Le Cardinal s’endormit dans la paix du Seigneur quelques années avant la Révolution. Il avait près de 80 ans. Dieu lui avait accordé la dernière grâce de ne rien apercevoir et il expira, la face rayonnante, en murmurant le verset : Quid retribuam Domino pro omnibus quæ retribuit mihi ? Son seul chagrin avait été de laisser Anne non mariée. Elle le sentit au dernier regard qu’il lui jeta. Elle s’y était obstinément refusée. Héritière de grands biens après la mort du Prélat, elle entra comme dame chanoinesse au chapitre de Remiremont, où elle vécut jusqu’à ce que l’armée de Lückner l’obligeât à fuir. Chassée de ville en ville par les divisions victorieuses, elle erra dans le Palatinat, puis en Saxe, où elle attendit la fin de la tourmente.

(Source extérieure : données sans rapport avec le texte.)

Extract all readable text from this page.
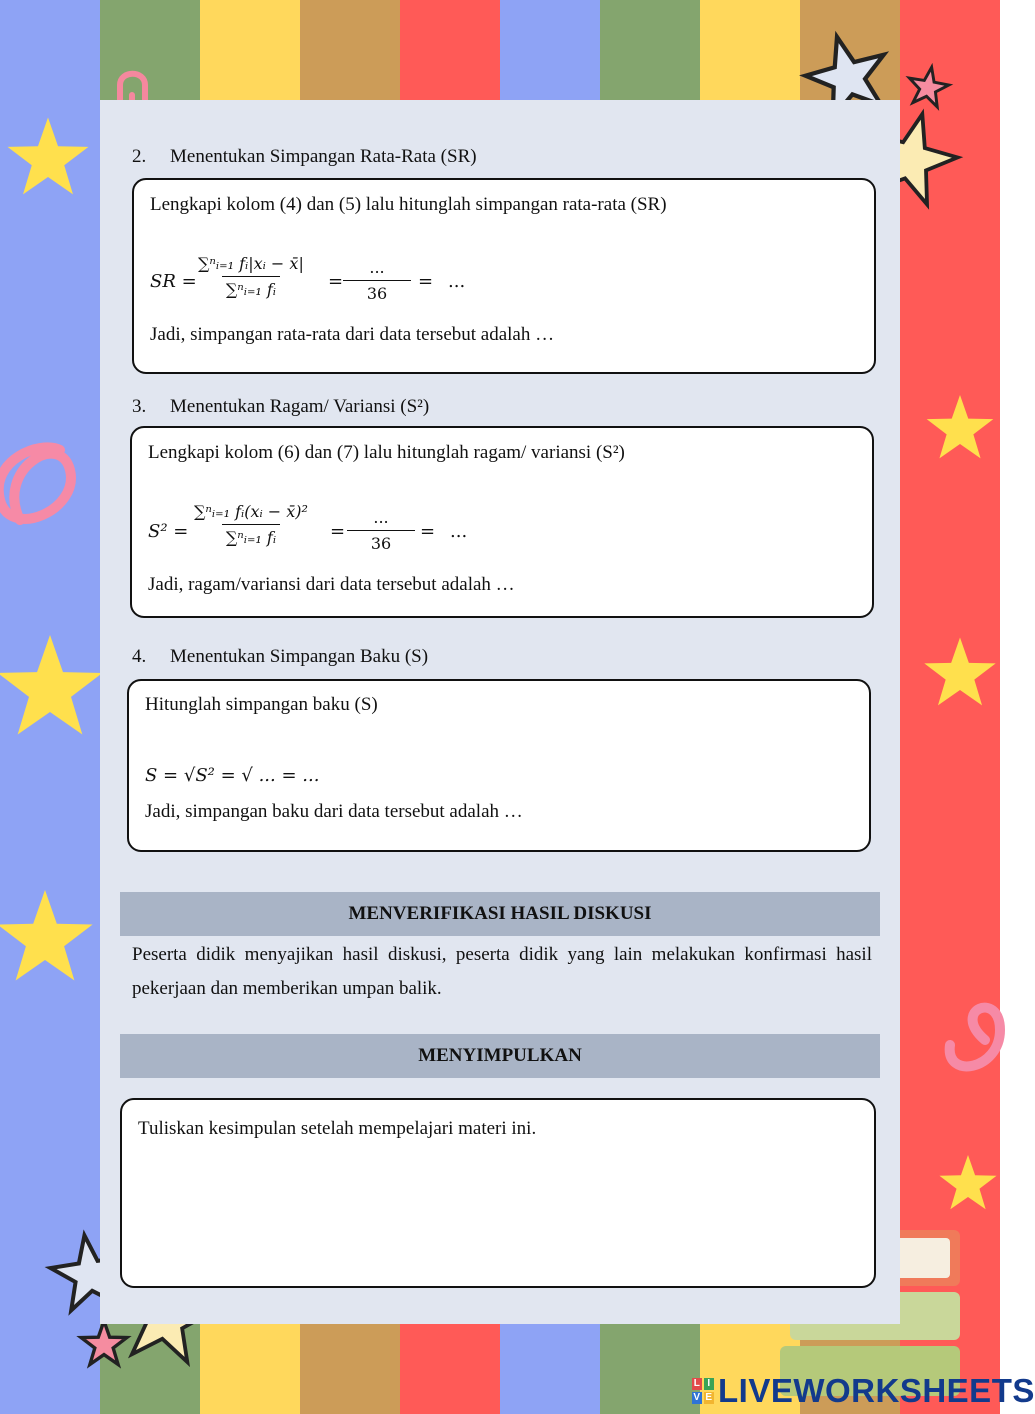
2. Menentukan Simpangan Rata-Rata (SR)
Lengkapi kolom (4) dan (5) lalu hitunglah simpangan rata-rata (SR)
SR =
$\frac{\text{∑ⁿᵢ₌₁ fᵢ|xᵢ − x̄|}}{\text{∑ⁿᵢ₌₁ fᵢ}}$ =
...
36
= ...
Jadi, simpangan rata-rata dari data tersebut adalah …
3. Menentukan Ragam/ Variansi (S²)
Lengkapi kolom (6) dan (7) lalu hitunglah ragam/ variansi (S²)
$S^2 = \frac{\text{∑ⁿᵢ₌₁ fᵢ(xᵢ − x̄)²}}{\text{∑ⁿᵢ₌₁ fᵢ}}$ =
...
36
= ...
Jadi, ragam/variansi dari data tersebut adalah …
4. Menentukan Simpangan Baku (S)
Hitunglah simpangan baku (S)
S = √S² = √ ... = ...
Jadi, simpangan baku dari data tersebut adalah …
MENVERIFIKASI HASIL DISKUSI
Peserta didik menyajikan hasil diskusi, peserta didik yang lain melakukan konfirmasi hasil pekerjaan dan memberikan umpan balik.
MENYIMPULKAN
Tuliskan kesimpulan setelah mempelajari materi ini.
L I
V E LIVEWORKSHEETS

Elle serait morte souvent de froid, de faim, de misère, sans les services de Germain. Elle l’avait emmené d’Arboise à Remiremont, et, attaché comme une ombre, il la suivit dans ses exodes. Le vieux drôle, formé à l’école de M. d’Evron, conservait plus d’un bon tour dans son sac. Tête ferme, il emporta les bijoux d’Anne, sut les négocier, assurer toujours à sa maîtresse un abri sûr et une vie relativement large. Quand il la voyait débordée par les larmes, il se bornait à lui dire :
— Le sang vous tourne en eau, Madame la comtesse ; il faut être plus forte que ça.
Il sauva même, reliques auxquelles ils tenaient tous les deux, quelques objets familiers au vidame, qui les accompagnèrent partout : l’uniforme, les épées, la tête de Christ du prieur.
Quand la France fut rendue au calme, Mlle de Corsen voulut rentrer à Arboise. Près de sa vieillesse, ses jeunes années lui paraissaient heureuses. Elle y vivait de souvenirs, seul baume des existences brisées.
Pour tous, elle était « cette pauvre Anne » qu’un malheur inconnu avait attristée pour la vie. Mais dans son petit cercle d’intimes, survivants ou émigrés revenus au port après bien des orages, qui donc ne cachait un chagrin dans son cœur ?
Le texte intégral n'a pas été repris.